This has become very complicated and is causing much confusion. Here’s the position as we see it. You do not have to give your name and address unless under a specific legal obligation (Rice v Connolly 1966). Refusal to give your name and address cannot amount to obstructing the police in the course of their duty under s89(2) of the Police Act 1996 but giving a false name and address can.
There are a number of laws which make refusal or giving a false name and address to a constable a crime. All have a maximum penalty of a fine. There are also heaps of bye-laws that can penalise you for refusing to give your details. We say all this is incompatible with article 10 & 11 of the European Convention of Human Rights.
1. Anti Social Behaviour. If you are reasonably believed to be committing anti-social behaviour (s50 Police Reform Act 2002). Anti social behaviour is defined as behaviour likely to cause Harassment Alarm or Distress the same as the offence under s5 Public Order Act 1986. Given that, any prosecution should be tied to a s5 (or more serious) offence. A stand alone case seems to invalidate the “reasonable belief” as if the constable had reasonable belief (a higher standard than the reasonable suspicion he would require to arrest for s5) why isn’t it being prosecuted? Presumably because the CPS don’t think his belief credible enough to give at least a 50% chance of conviction. We know of no test case on section 50. If and when one arises we imagine the following arguments to be used on appeal against conviction disregarding disputes as to the facts. A. Necessity. You didn’t want to give your address to the police as you feared it would be used by them to harass you or they would give it to the press or far right groups making you vulnerable to attack. B. European Convention on Human Rights Art 6- Fair Trial. The argument is you should not have to incriminate yourself by remaining silent. This failed in Strasbourg for a motoring case but this may be different. C. ECHR Article 8- Privacy and Family Life. Intrusions have to be not only lawful but “proportionate” and “necessary in a democratic society“. D. ECHR Article 10 & 11. Freedom of Expression and Freedom of Assembly. Being forced to give your details on a demonstration would have a “chilling effect” on legitimate protest.
2. Driving.
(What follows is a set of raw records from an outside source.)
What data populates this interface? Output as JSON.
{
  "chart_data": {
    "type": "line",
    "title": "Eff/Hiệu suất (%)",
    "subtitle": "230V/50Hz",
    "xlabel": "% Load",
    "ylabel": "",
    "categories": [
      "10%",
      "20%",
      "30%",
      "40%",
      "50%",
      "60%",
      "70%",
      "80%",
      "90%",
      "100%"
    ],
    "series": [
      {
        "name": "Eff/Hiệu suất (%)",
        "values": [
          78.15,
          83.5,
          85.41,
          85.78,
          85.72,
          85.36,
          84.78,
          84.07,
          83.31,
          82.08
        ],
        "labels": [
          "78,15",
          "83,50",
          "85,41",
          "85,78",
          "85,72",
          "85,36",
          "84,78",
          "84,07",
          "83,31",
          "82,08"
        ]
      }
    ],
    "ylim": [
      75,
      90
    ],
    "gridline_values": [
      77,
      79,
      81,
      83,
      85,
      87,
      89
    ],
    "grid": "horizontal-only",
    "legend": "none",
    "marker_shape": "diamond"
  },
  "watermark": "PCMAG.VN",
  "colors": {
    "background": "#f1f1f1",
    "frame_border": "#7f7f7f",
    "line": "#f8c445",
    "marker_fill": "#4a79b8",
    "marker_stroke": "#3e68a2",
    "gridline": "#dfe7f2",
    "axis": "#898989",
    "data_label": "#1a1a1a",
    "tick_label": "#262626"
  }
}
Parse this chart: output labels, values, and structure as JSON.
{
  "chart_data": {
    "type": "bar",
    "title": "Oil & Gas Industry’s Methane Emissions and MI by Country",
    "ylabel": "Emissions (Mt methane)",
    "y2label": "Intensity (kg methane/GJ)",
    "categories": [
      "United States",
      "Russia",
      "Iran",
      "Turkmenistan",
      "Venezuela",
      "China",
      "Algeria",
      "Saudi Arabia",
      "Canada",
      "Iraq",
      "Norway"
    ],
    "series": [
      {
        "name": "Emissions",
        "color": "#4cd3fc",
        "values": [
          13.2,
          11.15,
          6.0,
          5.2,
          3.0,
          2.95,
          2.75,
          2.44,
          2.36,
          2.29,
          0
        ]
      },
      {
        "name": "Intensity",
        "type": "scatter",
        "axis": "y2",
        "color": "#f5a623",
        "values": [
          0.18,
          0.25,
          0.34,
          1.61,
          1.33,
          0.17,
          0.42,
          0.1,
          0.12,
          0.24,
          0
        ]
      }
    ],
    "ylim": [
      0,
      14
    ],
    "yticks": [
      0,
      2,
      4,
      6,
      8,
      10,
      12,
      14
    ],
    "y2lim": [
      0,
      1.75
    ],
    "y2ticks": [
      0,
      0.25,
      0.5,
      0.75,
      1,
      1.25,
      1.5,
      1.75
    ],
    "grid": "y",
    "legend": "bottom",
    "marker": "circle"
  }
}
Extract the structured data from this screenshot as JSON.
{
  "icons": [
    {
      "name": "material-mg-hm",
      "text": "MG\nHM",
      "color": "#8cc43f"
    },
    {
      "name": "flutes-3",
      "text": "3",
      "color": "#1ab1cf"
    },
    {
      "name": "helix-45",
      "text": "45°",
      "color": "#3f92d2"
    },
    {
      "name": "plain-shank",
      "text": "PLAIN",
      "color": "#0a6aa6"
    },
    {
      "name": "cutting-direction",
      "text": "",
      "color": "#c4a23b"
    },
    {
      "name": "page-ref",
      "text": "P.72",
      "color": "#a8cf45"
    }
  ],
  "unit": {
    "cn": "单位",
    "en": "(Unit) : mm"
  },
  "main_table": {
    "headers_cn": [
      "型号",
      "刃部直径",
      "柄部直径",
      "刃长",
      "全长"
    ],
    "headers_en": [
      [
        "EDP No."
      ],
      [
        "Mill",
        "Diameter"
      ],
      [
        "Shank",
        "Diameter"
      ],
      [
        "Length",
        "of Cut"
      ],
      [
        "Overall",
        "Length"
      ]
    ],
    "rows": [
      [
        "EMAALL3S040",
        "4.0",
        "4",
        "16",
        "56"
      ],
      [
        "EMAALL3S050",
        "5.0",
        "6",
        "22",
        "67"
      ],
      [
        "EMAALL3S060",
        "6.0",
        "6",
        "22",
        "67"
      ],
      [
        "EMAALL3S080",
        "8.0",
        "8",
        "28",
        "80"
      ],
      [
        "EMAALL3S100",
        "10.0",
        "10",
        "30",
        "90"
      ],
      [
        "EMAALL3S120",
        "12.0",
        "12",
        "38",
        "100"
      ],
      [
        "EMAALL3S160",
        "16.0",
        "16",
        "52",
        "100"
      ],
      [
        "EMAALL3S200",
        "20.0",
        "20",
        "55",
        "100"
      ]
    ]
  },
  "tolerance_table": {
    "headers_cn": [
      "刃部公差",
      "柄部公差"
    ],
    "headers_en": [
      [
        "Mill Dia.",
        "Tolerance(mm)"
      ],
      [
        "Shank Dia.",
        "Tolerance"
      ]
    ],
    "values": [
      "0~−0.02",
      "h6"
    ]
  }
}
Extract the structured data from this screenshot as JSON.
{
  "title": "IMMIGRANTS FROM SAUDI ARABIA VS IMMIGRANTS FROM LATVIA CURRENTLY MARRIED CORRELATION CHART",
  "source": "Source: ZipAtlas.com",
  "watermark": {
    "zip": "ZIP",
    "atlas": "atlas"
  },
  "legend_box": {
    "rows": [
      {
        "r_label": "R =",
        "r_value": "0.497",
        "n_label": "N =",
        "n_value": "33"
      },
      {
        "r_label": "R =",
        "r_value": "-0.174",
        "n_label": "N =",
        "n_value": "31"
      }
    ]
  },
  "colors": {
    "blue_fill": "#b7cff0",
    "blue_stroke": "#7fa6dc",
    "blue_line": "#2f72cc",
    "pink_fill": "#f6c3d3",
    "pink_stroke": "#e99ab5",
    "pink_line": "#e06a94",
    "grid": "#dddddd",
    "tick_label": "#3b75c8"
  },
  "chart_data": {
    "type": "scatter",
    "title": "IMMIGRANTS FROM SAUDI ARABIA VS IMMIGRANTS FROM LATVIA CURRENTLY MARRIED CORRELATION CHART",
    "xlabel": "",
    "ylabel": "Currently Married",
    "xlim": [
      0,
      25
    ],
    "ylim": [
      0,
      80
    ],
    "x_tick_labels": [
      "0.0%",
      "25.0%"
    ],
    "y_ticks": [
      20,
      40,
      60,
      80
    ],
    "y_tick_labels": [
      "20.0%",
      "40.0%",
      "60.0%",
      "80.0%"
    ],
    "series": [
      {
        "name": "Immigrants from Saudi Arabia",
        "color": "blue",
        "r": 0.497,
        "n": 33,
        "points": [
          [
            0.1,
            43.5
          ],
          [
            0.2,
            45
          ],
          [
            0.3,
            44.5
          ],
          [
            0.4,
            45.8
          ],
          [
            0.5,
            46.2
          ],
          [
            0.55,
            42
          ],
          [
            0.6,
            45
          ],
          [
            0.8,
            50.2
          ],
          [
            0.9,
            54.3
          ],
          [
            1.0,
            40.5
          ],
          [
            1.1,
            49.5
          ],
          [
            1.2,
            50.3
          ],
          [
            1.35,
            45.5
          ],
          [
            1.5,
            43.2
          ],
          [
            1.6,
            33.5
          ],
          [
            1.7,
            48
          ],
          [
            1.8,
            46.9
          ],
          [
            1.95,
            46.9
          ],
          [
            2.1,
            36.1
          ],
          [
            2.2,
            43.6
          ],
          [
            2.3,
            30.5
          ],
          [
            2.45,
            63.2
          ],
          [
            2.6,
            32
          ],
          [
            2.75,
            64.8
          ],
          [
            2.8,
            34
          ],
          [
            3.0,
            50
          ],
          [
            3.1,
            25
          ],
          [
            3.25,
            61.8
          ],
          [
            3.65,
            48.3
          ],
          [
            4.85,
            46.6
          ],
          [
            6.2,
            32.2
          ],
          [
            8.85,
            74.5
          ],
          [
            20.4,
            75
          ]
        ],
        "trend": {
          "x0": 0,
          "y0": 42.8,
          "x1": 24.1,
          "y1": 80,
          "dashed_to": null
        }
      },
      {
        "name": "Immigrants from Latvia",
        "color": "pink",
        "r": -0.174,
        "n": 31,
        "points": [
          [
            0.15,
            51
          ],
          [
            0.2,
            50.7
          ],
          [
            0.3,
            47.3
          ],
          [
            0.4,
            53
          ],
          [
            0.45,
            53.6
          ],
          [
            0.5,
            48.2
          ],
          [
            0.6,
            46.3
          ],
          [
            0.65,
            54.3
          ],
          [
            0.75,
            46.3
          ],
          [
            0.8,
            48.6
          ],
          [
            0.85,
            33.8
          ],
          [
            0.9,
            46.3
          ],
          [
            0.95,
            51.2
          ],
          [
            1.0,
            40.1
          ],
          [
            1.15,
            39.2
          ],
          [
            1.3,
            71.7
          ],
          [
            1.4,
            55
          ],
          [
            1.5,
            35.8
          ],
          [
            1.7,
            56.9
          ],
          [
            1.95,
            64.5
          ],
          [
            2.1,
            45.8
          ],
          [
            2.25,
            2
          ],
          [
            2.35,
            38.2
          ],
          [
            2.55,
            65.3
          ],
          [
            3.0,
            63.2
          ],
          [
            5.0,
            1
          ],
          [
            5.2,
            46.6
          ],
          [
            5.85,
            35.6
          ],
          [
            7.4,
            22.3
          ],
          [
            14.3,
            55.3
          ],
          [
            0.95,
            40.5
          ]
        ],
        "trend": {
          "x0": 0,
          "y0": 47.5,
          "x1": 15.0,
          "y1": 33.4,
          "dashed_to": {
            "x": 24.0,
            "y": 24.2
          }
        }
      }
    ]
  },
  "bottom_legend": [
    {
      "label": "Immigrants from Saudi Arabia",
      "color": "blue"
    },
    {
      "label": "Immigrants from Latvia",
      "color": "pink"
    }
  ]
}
If you are the driver of any vehicle including pedal cycles you can be required to give your name, address and date of birth (Road Traffic Act 1988 s163-168).
3. Assorted, little invoked laws.
There are various other laws where you are required to give your name and address: Obscure Pedestrians reasonably suspected of failing to obey directions of a constable directing traffic who fail to give details commit a crime under s169 RTA; If you are a reasonably suspected of poaching in daytime (Game Act 1831 s31-31A), disrupting a public meeting (s3 Public Meeting Act 1908) or disrupting an electoral meeting (Representation of the People Act 1983 s97) but for both only on a request from the chair of the meeting; Pedlars must give their name and address on demand to a constable (Pedlars Act 1871 s17).
Bizarrely there are different rules for Police Community Support Officers giving them wider powers than the police to demand your name and address if they reasonably suspect you of certain offences or anti-social behaviour. (schedule 4 Police Reform Act 2002).
Lastly….when you don’t have to give your details but your mate down the pub reckons you do.
You don’t have to give your name and address, whatever type of search is carried out. This includes s43 & s44 Terrorism Act 2000, Conservation of Seals Act, Protection of Badgers Act, the lot.
Arrest- If you are reasonably suspected of an crime a cop may arrest you if and only if it is necessary for a reason listed in s24 Police and Criminal Evidence Act 1984. One of these is if they cannot ascertain your name or address. In theory for a section 50 you could be arrested on this ground, then give your details released by the police and then summonsed for not giving your name and address! You are under no legal obligation to give your name an address at any stage in the police station.
Bonus “In Court”update!
We have had recent cases of people refusing to give their details when brought to court. None of the five people so far have been found in contempt of court and all have been given bail to await trial. However 2 people were kept in prison for three weeks while the police attempted to find out their identity. Note they were not refused bail just held until the court had sufficient information to make a decision on bail. However all these people were charged with non-imprisonable offences or ones that were unlikely to attract a custodial sentence on conviction. The situation is likely to be different for more serious cases. Three are now charged with the section 50 offence so we may get a test case on that yet.